Minister of Ports and Shipping Rohitha Abeygunawardena, Marine Environment Protection Authority, Sri Lanka Ports Authority, Chairman of Port Authority Daya Ratnayake, Central Environmental Authority, State Minister Nalaka Godahewa, Environment Minister Mahinda Amaraweera, X-press Feeders Company Sea Consortium Lanka (Pvt) Ltd and several others as respondents.
The petitioners are further seeking an order directing the Attorney General to prosecute all State Officials who have wilfully failed to perform their statutory and regulatory duties.
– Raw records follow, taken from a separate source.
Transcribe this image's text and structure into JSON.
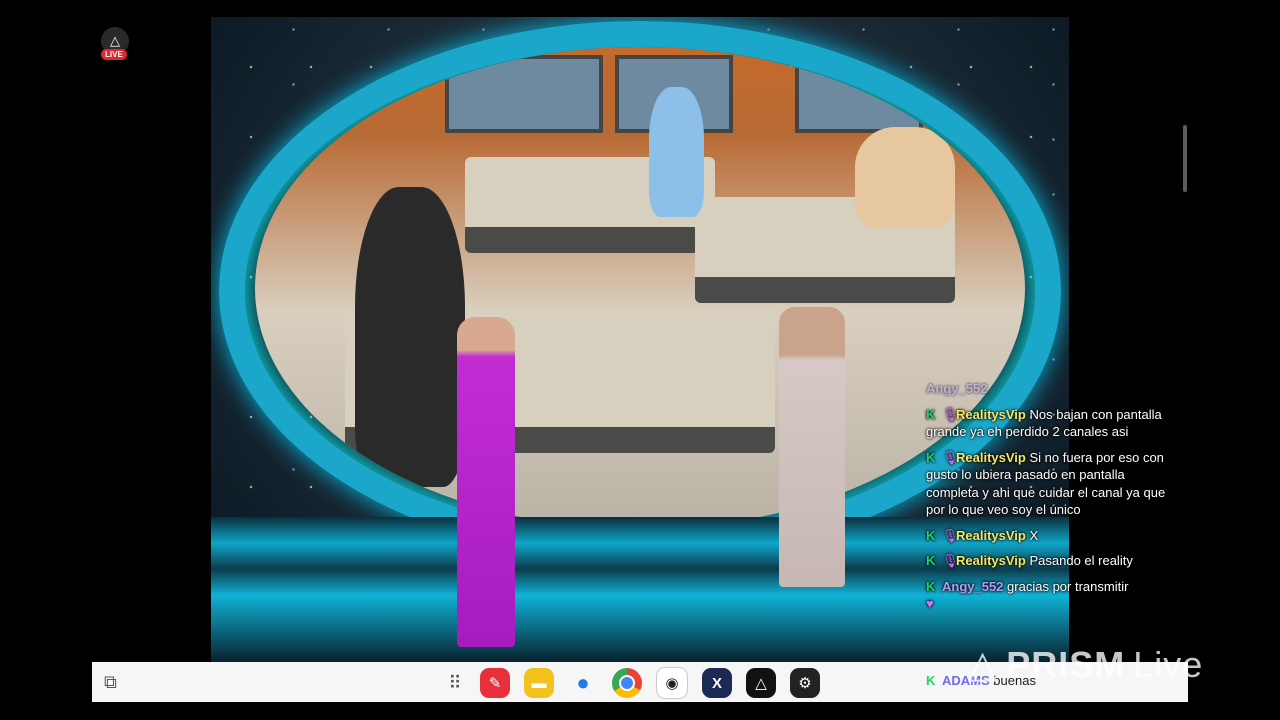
{
  "live": {
    "badge_label": "LIVE"
  },
  "chat": {
    "messages": [
      {
        "user": "Angy_552",
        "text": "",
        "style": "name2",
        "badge": "",
        "faded": true
      },
      {
        "user": "RealitysVip",
        "text": "Nos bajan con pantalla grande ya eh perdido 2 canales asi",
        "style": "name",
        "badge": "K"
      },
      {
        "user": "RealitysVip",
        "text": "Si  no fuera por eso con gusto lo ubiera pasado en pantalla completa y ahi que cuidar el canal ya que por lo que veo soy el único",
        "style": "name",
        "badge": "K"
      },
      {
        "user": "RealitysVip",
        "text": "X",
        "style": "name",
        "badge": "K"
      },
      {
        "user": "RealitysVip",
        "text": "Pasando el reality",
        "style": "name",
        "badge": "K"
      },
      {
        "user": "Angy_552",
        "text": "gracias por transmitir",
        "style": "name2",
        "badge": "K"
      }
    ],
    "last_message": {
      "user": "ADAMS",
      "text": "buenas"
    }
  },
  "watermark": {
    "brand": "PRISM",
    "suffix": "Live"
  },
  "taskbar": {
    "apps": [
      {
        "name": "app-drawer-icon",
        "glyph": "⋮⋮",
        "color": ""
      },
      {
        "name": "notes-app-icon",
        "glyph": "✎",
        "color": "#e8303c"
      },
      {
        "name": "folder-app-icon",
        "glyph": "▭",
        "color": "#f4c21f"
      },
      {
        "name": "messages-app-icon",
        "glyph": "💬",
        "color": "#1f7ae8"
      },
      {
        "name": "chrome-app-icon",
        "glyph": "◉",
        "color": "#e8e8e8"
      },
      {
        "name": "camera-app-icon",
        "glyph": "◎",
        "color": "#ffffff"
      },
      {
        "name": "xlinker-app-icon",
        "glyph": "X",
        "color": "#1a2a55"
      },
      {
        "name": "prism-app-icon",
        "glyph": "△",
        "color": "#111111"
      },
      {
        "name": "settings-app-icon",
        "glyph": "⚙",
        "color": "#222222"
      }
    ]
  }
}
The petitioners are also seeking an order directing X-Press Feeders Company (Represented by its local Agent Sea Consortium Lanka (Pvt) Ltd) and Sea Consortium Lanka (Pvt) Ltd to pay compensation to the environmental damage and pollution caused to the marine and coastal ecology of Sri Lanka and the atmosphere under the ‘Polluters Pay Principle and the failure to act according to the expected standards of the Precautionary Principle.
Petitioners state that the blazing ship and the chemical spill and plastic pellets have already caused untold, irreversible and irremediable damage to Sri Lanka’s marine ecosystem and pristine beaches, including popular tourist destinations, which beaches are thickly coated in plastic pellets. These plastic pellets used to make plastic bags are fatal to marine life and Dead Sea turtles and fish have already begun washing up to beaches and fears are arising of an unprecedented catastrophe.